Of course its about money. If its not about money, anon, then why subsidize? Its all about money to the people that want it, and to the city, which doesn't want to pay for it, but I guess your point is that developers should want to pay for it. And requiring a nominal amount of affordable housing MAY be good policy (you could argue both sides), that should be the city's domain, which shouldn't foist on developers. Moreover, requiring 25 or 30%, as the city does with its property, makes a large percentage of the building poor. The whole point of integrating is to stop poor people from bunching up. You are right that exclusively affordable buildings are worse, but the city and "charitable" organizations still encourage that too. And we all pay taxes, the question is whether the government should tilt the playing field, I happen to think it shouldn't.

Anonymous said...

LOVE his comment about Arlington County and their staff / neighborhood "activists" considering themselves design experts. Everything in Arlington County looks the same. Red brick, limestone colored precast. BORING! When you have a landscape plan reviewer that has somehow become the reviewer of all things architectural within the County, there is something wrong. Amazing to me that a guy with ZERO architectural training can actually impact the design and, most times, add significant cost to the project. If the County let architects design and didn't bow to every whining neighborhood resident, the variety and flavor of architecture in Arlington would be much improved. LOVED that little jab by Mr. Miller.

Anonymous said...

If you will notice, most of the affordable housing requirements fall right in line with County or government pay scales. An interesting survey would be to see the statistics on those who occupy these units. I'm all about teachers, police officers and County officials (the ones who are worth a darn) being able to live in the jurisdictions they work in. But I'm sorry, having 8 units in a 300 unit building that are designated as affordable is not achieving what they are intending to. It has to be a larger neighborhood movement. But it won't happen. While the residents of these neighborhoods say they believe it is important, let some low income neighborhoods pop up that have an impact on their property values and you'll see them do an about face immediately. I've attended these board meetings. Don't think for one second that the discussions about whether or not to support a proposal for development neighboring their property doesn't center around the impact on their property value.

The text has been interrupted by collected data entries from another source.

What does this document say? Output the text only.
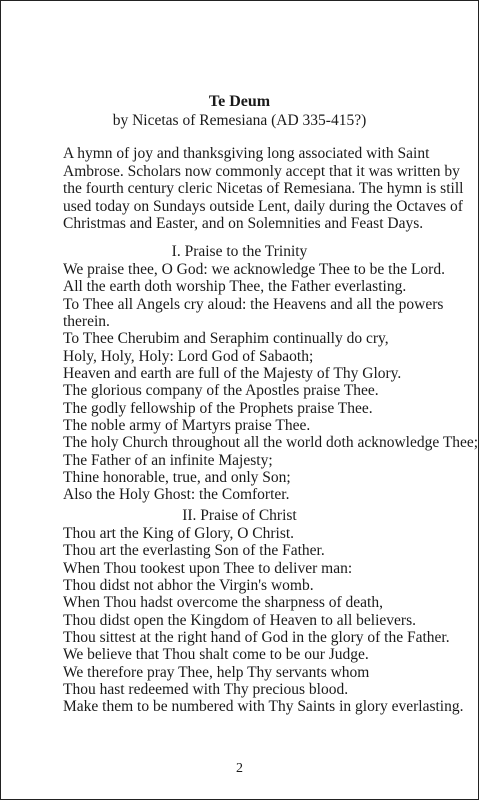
Te Deum
by Nicetas of Remesiana (AD 335-415?)
A hymn of joy and thanksgiving long associated with Saint
Ambrose. Scholars now commonly accept that it was written by
the fourth century cleric Nicetas of Remesiana. The hymn is still
used today on Sundays outside Lent, daily during the Octaves of
Christmas and Easter, and on Solemnities and Feast Days.
I. Praise to the Trinity
We praise thee, O God: we acknowledge Thee to be the Lord.
All the earth doth worship Thee, the Father everlasting.
To Thee all Angels cry aloud: the Heavens and all the powers
therein.
To Thee Cherubim and Seraphim continually do cry,
Holy, Holy, Holy: Lord God of Sabaoth;
Heaven and earth are full of the Majesty of Thy Glory.
The glorious company of the Apostles praise Thee.
The godly fellowship of the Prophets praise Thee.
The noble army of Martyrs praise Thee.
The holy Church throughout all the world doth acknowledge Thee;
The Father of an infinite Majesty;
Thine honorable, true, and only Son;
Also the Holy Ghost: the Comforter.
II. Praise of Christ
Thou art the King of Glory, O Christ.
Thou art the everlasting Son of the Father.
When Thou tookest upon Thee to deliver man:
Thou didst not abhor the Virgin's womb.
When Thou hadst overcome the sharpness of death,
Thou didst open the Kingdom of Heaven to all believers.
Thou sittest at the right hand of God in the glory of the Father.
We believe that Thou shalt come to be our Judge.
We therefore pray Thee, help Thy servants whom
Thou hast redeemed with Thy precious blood.
Make them to be numbered with Thy Saints in glory everlasting.
2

This notion that everyone deserves to live downtown in a nice place and everyone deserves to be able to afford a condo downtown is what got us into this housing crisis we are in now.

Good intentions, lousy execution.

Anonymous said...

Shorter version:

Bitter, party of one.

Anonymous said...

Dc's affordable requirements are at HUD's 30 percent and 60 percent of area median income, which is designated by HUD as low income and very low income. It is by definition, then, not workforce housing but housing for the working poor. Workforce housing, which many developers embrace, is defined as housing for folks at 80 to 120 percent of AMI. Teachers, police, and other civil servants are included in this category and would NOT qualify (because of excessive incomes) for housing produced under the current MIZ legislation as I understand it to be written.

Ryan said...

Why is no one mentioning the area around the Rhode Island Avenue Metro? I live in the area and EVERY business that has opened or been constructed (even during this housing crisis) has done extremely well. This area is primed for re-development. It seems that just because this area has NE after it no one believes it can prosper.